- I'm anticipating the cheese ball.
(groans)
(upbeat swing music)
Am I hired?
- Maybe.
- Okay I'm done. - We'll see.
- You guys, we are right outside of Flex Mussels
in the West, are we in the West Village?
They're obviously known for their mussels,
but I have to tell you a little secret.
They also have an amazing brunch menu,
and we're gonna try their bacon, egg, and cheese fries.
You wanna see it?
Do you wanna eat them?
Do you wanna go?
Let's go.
- [Chef] So here we are.
- Warming up.
We are making bacon, egg, and cheese fries,
which just sounds like the perfect hangover cure.
- So first we're gonna fry the french fries.
- Okay.
- [Chef] Kennebec potatoes.
- [Sarah] Kennebec potatoes.
- A lot of places use Idaho.
After lots of research, we have settled
on Kennebec as our number one choice.
Now we're gonna take a step back,
move over here, and heat up the gravy
and melt those cheese curds.
You're a sous chef.
Take a towel.
And we're taking cheese curds from Beecher's,
and we are just going to throw them
in there like that to melt them a little bit.
Canadians really don't melt the cheese curds.
- [Sarah] But we're doin' it.
- We've kind of settled on an in-between,
which is kind of melted, kind of not.
- [Sarah] I didn't do it enough!
- [Chef] You're not ready for the restaurant business yet.
- [Sara] I'm not.
- [Chef] That was good, that was good.
Oh, we're doing two.
I wouldn't have done it right in the middle.
- [Chef] You have a second chance.
- That was better.
Let me get my towel.
- You see?
This is why you have it. - Okay, so useful.
- Always season your eggs, - Always.
- 'cause you have to.
- Every time my dad cooks in the kitchen,
he always takes a dish towel
and throws it over his shoulder,
so I did learn that trick from him.
Hi, dad.
- It's very chef.
He's gonna really like that.
Eggs are cooking.
- [Sarah] Eggs are cooking.
- [Chef] Curds are meltin'.
- [Sarah] Curds are melting.
(groans)
- This is very heavy.
- Oh my god.
Thank goodness I was not,
I was going to volunteer that job.
It's a good thing I didn't.
- No, I'm very strong.
It's all in the wrist.
It's a flip of the wrist.
A flick.
- Just a one-handed operation.
- Yep, just flick your wrist.
Good!
- Am I hired?
- Maybe.
We'll see. - Okay, I'm done.
- [Chef] Now, we're gonna pour these fries into here.
You can do this.
Ready?
- We're still cookin'.
[Chef] We have our hot, gravy melty cheese.
We have these--
- What is this?
- Bacon lardon, try one.
- Okay.
- Just like...
- So fatty and good and amazing, but a little crispy.

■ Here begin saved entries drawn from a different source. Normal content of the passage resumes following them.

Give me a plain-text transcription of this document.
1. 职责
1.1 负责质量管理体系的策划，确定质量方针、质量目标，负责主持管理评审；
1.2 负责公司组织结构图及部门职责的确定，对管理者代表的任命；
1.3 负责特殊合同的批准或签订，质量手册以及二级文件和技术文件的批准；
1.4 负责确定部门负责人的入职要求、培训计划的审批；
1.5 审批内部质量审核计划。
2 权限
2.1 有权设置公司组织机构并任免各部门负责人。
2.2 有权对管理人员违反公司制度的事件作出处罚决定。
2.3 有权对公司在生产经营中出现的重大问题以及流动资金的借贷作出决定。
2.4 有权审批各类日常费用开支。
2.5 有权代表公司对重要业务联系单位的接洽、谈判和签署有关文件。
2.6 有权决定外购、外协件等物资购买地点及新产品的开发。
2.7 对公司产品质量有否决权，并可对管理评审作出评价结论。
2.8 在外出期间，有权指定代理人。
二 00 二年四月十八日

- [Chef] A little extra bacon fat in there.
Oops.
(Sarah groans)
- [Sarah] That is a perfect, sunny-side up egg.
- [Chef] You made them.
- Look at that jiggle.
I made them.
- That's all you, girl. - I did this.
I cracked it.
- You did this.
- [Sarah] This is just going right on top?
- [Chef] Right on top.
- Final step.
- If you would do the honors.
- Oh god, I would love nothing more.
Let me get my towel back in place.
- Yeah, just.
- [Chef] These are scallions,
some sliced scallions.
- All right, I'm just gonna dunk a little.
How do you feel about people requesting
special changes on these kinds of dishes?
Are you like shut up and eat my perfect meal, or?
- No, I don't care.
I get grossed out when people
wanna add calamari to cream mussels,
that makes me sick,
but I'll still do it.
Our baby's done.
- [Sarah] Yeah!
- Yes!
(upbeat swing music)
(groans)
- I don't even know what to say
because I'm anticipating the cheese ball.
I'm wondering if we can get it up to here.
I'm gonna go for it.
(Sarah vocalizing)
Uh oh, we're breaking.
We're not gonna get up to the ceiling.
Can we, can we, can we?
(squealing)
Oh my god, it's over!
These fries are perfectly coated
with the cheese and the gravy,
and I'm gonna get a little bit of egg on this.
Okay, this is gonna be messy.
Let me really get this on there.
Okay.
(laughs)
I'm scared.
Mm, boy that towel comes in handy.
Fact, I've never been to Canada.
I've never had real Poutine.
Poutine, Poutine, Poutine?
I don't know, however you say it,
if it tastes anything like this,
I might be moving there.
Goodbye America.
The taste is so good.
This is incredible.
You have to come here for brunch.
- To my new sous chef.
(yells)
Cheers.
(both laughing)
Cheers.
- You'd think this glass would be a lot
more empty the way that I'm acting right now,
but that's just catch up to my personality.